Внизу, у двери, терпеливо стоял Балинт; взмокший, красный, как рак, Браник, даже не остановившись, бегом влетел туда, где все еще упорно звонил телефон. Но его опередила конторщица из соседней комнаты. Она, вбежав первой, схватила трубку, но тут же опустила ее рядом с аппаратом. – Странно, – проговорила она, – спрашивают вас, господин Браник! Откуда на станции знают, что вы как раз здесь? Вас спрашивают из матяшфёльдского полицейского участка.
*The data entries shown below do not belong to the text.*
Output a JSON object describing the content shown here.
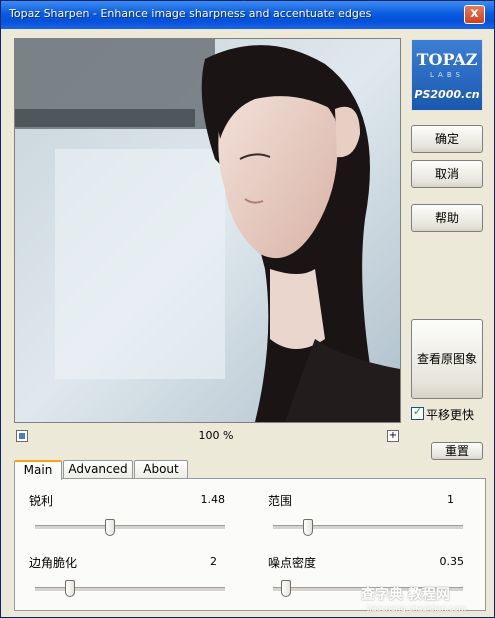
{
  "window": {
    "title": "Topaz Sharpen - Enhance image sharpness and accentuate edges",
    "close_label": "x"
  },
  "logo": {
    "main": "TOPAZ",
    "sub": "LABS",
    "site": "PS2000.cn"
  },
  "buttons": {
    "ok": "确定",
    "cancel": "取消",
    "help": "帮助",
    "view_original": "查看原图象",
    "reset": "重置"
  },
  "pan": {
    "label": "平移更快",
    "checked": true
  },
  "zoom": {
    "level": "100 %",
    "plus": "+"
  },
  "tabs": [
    "Main",
    "Advanced",
    "About"
  ],
  "params": [
    {
      "label": "锐利",
      "value": "1.48",
      "level": 0.37
    },
    {
      "label": "范围",
      "value": "1",
      "level": 0.16
    },
    {
      "label": "边角脆化",
      "value": "2",
      "level": 0.16
    },
    {
      "label": "噪点密度",
      "value": "0.35",
      "level": 0.04
    }
  ],
  "watermark": {
    "text": "查字典 教程网",
    "url": "jiaocheng.chazidian.com"
  }
}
– Полицейского участка? – вновь побледнел господин Браник, – Это ошибка!
– Как же ошибка! Они просят Йожефа Браника-младшего, – проговорила конторщица.
Дрожащей рукой Йожеф Браник поднес трубку к уху. Полицейский чин из матяшфёльдского участка сообщил, что поступило заявление, в коем он, Йожеф Браник-младший, обвиняется в оскорблении армии и нарушении общественного порядка; расследование будет начато незамедлительно.
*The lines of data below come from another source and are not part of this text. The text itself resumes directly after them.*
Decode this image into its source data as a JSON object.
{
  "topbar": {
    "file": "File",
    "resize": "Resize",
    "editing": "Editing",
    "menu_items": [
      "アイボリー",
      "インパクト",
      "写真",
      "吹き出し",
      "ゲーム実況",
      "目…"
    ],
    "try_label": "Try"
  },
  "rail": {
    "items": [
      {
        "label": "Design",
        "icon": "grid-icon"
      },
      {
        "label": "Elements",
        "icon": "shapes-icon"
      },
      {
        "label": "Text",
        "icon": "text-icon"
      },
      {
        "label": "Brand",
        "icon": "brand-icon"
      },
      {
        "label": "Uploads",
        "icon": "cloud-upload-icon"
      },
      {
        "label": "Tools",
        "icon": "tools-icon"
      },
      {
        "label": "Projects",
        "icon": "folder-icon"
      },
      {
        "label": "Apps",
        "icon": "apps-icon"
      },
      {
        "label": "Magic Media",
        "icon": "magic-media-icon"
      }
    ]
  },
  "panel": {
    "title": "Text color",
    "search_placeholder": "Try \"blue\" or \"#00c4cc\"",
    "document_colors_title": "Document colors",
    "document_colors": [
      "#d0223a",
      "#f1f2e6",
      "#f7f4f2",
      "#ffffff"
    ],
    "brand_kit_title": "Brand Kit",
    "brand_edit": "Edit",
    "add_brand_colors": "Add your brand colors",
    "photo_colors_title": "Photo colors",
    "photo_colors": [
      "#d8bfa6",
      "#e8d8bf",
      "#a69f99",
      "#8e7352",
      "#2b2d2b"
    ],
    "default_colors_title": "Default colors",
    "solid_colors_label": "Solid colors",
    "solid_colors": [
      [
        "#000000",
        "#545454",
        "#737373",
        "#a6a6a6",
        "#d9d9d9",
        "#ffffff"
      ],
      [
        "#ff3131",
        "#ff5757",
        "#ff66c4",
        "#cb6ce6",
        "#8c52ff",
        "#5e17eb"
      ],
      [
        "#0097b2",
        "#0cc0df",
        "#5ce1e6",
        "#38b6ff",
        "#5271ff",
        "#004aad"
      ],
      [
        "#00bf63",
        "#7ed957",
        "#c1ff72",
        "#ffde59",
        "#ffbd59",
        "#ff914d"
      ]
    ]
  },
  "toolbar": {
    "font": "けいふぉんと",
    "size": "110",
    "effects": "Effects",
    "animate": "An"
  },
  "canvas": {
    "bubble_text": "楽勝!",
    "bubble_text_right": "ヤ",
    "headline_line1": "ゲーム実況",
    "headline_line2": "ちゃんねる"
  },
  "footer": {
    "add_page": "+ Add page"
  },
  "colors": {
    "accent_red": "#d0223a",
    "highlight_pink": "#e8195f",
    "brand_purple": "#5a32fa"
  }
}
– Вот видите, все-таки вас! – воскликнула конторщица, когда Браник положил трубку. – Что нужно от вас полиции? Да, кстати, вы не придете сегодня с женой на бал Анны?[44] Может, и мне удастся вытащить своего мужа?
Господин Браник вышел из комнаты, не ответив. – Поди сюда! – поманил он переминавшегося у дверей Балинта и словно во сне ощупал рукой повязку на голове. – Если сегодня вечером я не приду домой, передай жене, чтоб наняла адвоката. Да передай от меня, чтоб денег не жалела… Чего уставился?
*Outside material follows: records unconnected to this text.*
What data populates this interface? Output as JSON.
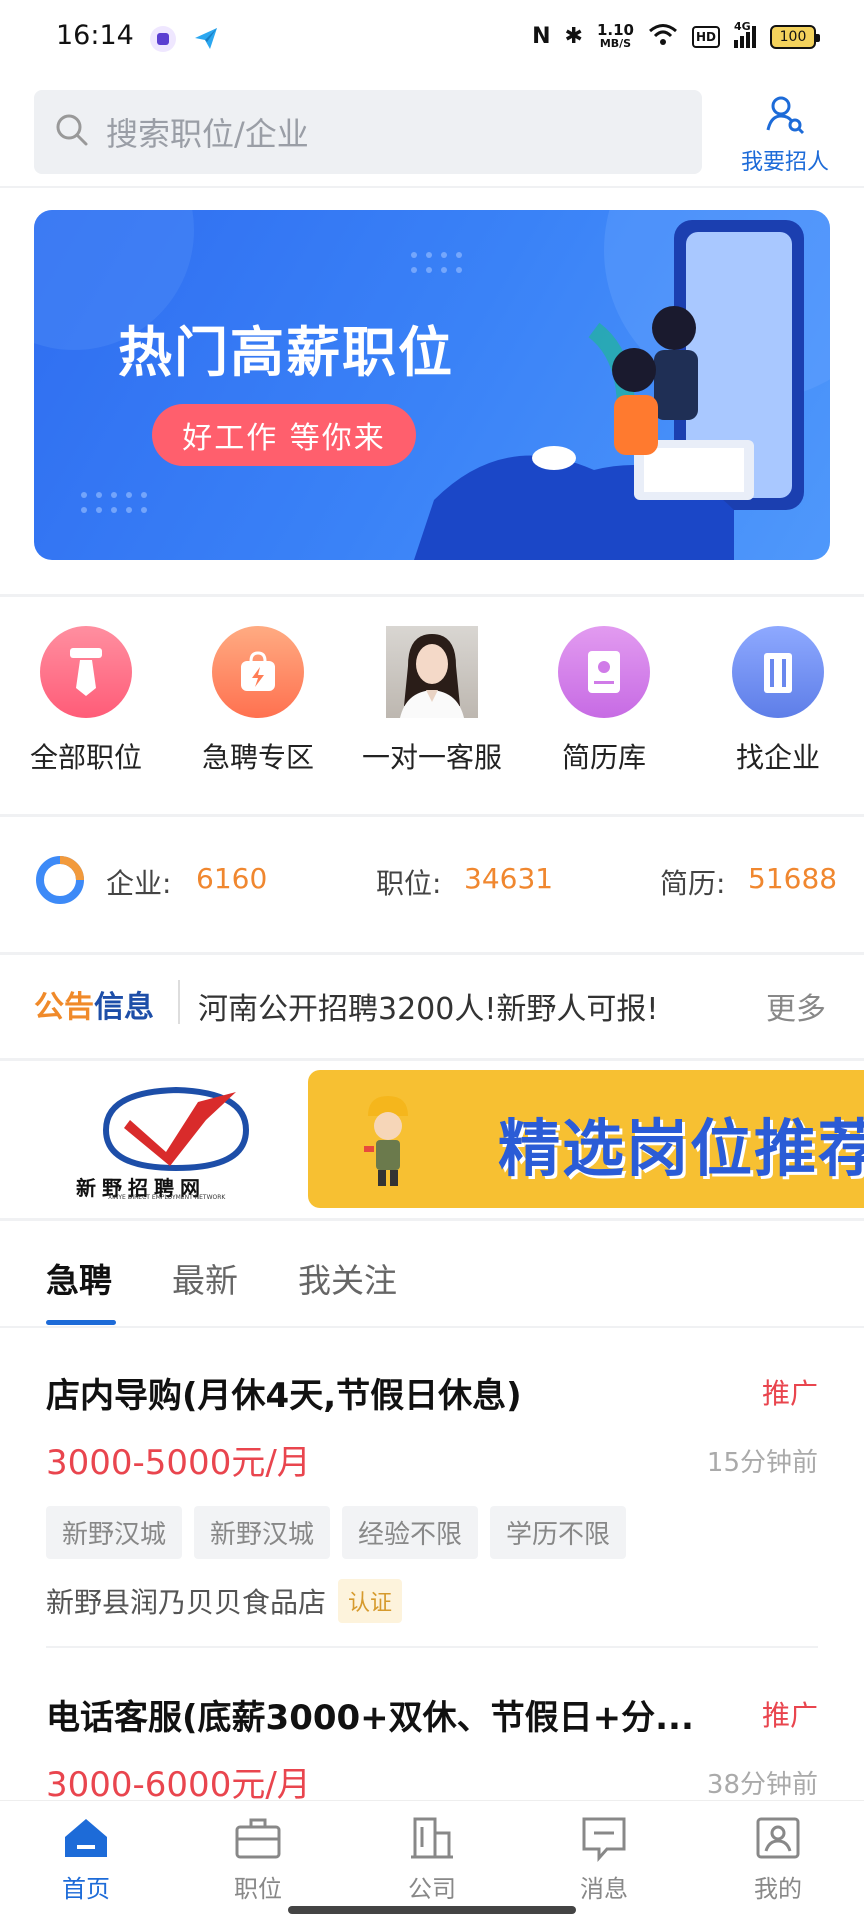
{
  "status_bar": {
    "time": "16:14",
    "speed_top": "1.10",
    "speed_unit": "MB/S",
    "hd": "HD",
    "network": "4G",
    "battery": "100"
  },
  "search": {
    "placeholder": "搜索职位/企业"
  },
  "recruit_button": {
    "label": "我要招人"
  },
  "banner": {
    "title": "热门高薪职位",
    "slogan": "好工作 等你来"
  },
  "quick_links": [
    {
      "label": "全部职位",
      "icon": "tie-icon",
      "color": "#ff6b81"
    },
    {
      "label": "急聘专区",
      "icon": "lightning-bag-icon",
      "color": "#ff8a5c"
    },
    {
      "label": "一对一客服",
      "icon": "customer-service-avatar",
      "color": "#888888"
    },
    {
      "label": "简历库",
      "icon": "resume-book-icon",
      "color": "#c879e8"
    },
    {
      "label": "找企业",
      "icon": "building-icon",
      "color": "#6c8df2"
    }
  ],
  "stats": {
    "company_label": "企业:",
    "company_value": "6160",
    "job_label": "职位:",
    "job_value": "34631",
    "resume_label": "简历:",
    "resume_value": "51688"
  },
  "notice": {
    "badge_a": "公告",
    "badge_b": "信息",
    "text": "河南公开招聘3200人!新野人可报!",
    "more": "更多"
  },
  "promo": {
    "logo_text": "新野招聘网",
    "logo_sub": "XINYE DIRECT EMPLOYMENT NETWORK",
    "banner_text": "精选岗位推荐"
  },
  "tabs": [
    "急聘",
    "最新",
    "我关注"
  ],
  "jobs": [
    {
      "title": "店内导购(月休4天,节假日休息)",
      "tag": "推广",
      "salary": "3000-5000元/月",
      "time": "15分钟前",
      "tags": [
        "新野汉城",
        "新野汉城",
        "经验不限",
        "学历不限"
      ],
      "company": "新野县润乃贝贝食品店",
      "cert": "认证"
    },
    {
      "title": "电话客服(底薪3000+双休、节假日+分...",
      "tag": "推广",
      "salary": "3000-6000元/月",
      "time": "38分钟前"
    }
  ],
  "bottom_nav": [
    {
      "label": "首页",
      "icon": "home-icon"
    },
    {
      "label": "职位",
      "icon": "briefcase-icon"
    },
    {
      "label": "公司",
      "icon": "company-building-icon"
    },
    {
      "label": "消息",
      "icon": "message-icon"
    },
    {
      "label": "我的",
      "icon": "profile-icon"
    }
  ],
  "colors": {
    "accent": "#1d6bd8",
    "salary": "#e9454e",
    "stat": "#f0872f"
  }
}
– Да тот-то откуда прознал ваше имя, господин Браник? – спросил мальчик.
После допроса в полиции Браника, правда, тотчас отпустили, но в вихре треволнений он так же начисто забыл об обещанных Балинту свежих яйцах, как позабыла и его супруга поставить фунтовую свечу святому Антону, если супруг ее проведет эту ночь дома. Йожефа Браника присудили лишь к штрафу в пятьдесят пенгё за публичный дебош, им учиненный и состоявший в том, что он подставил свою голову под удары некоего старшего лейтенанта; что же до оскорбления армии, то после нескольких формальных вопросов эту тему оставили вовсе.
На следующее утро, убирая контору, Балинт обратил внимание, что стекла в двери дребезжат реже и тише, чем обычно. Внизу, в цеху, люди то и дело сходились небольшими группами, две-три минуты совещались о чем-то, тесно сдвинув головы, и тут же поодиночке исчезали между вагонами. В компрессорной все машины работали, резальный стан под окном конторы – тоже, время от времени взлетали снопы искр и от расположенных подальше шлифовальных станков, но общий рабочий шум цеха значительно опал, пронизываемый то там, то сям непривычными брешами.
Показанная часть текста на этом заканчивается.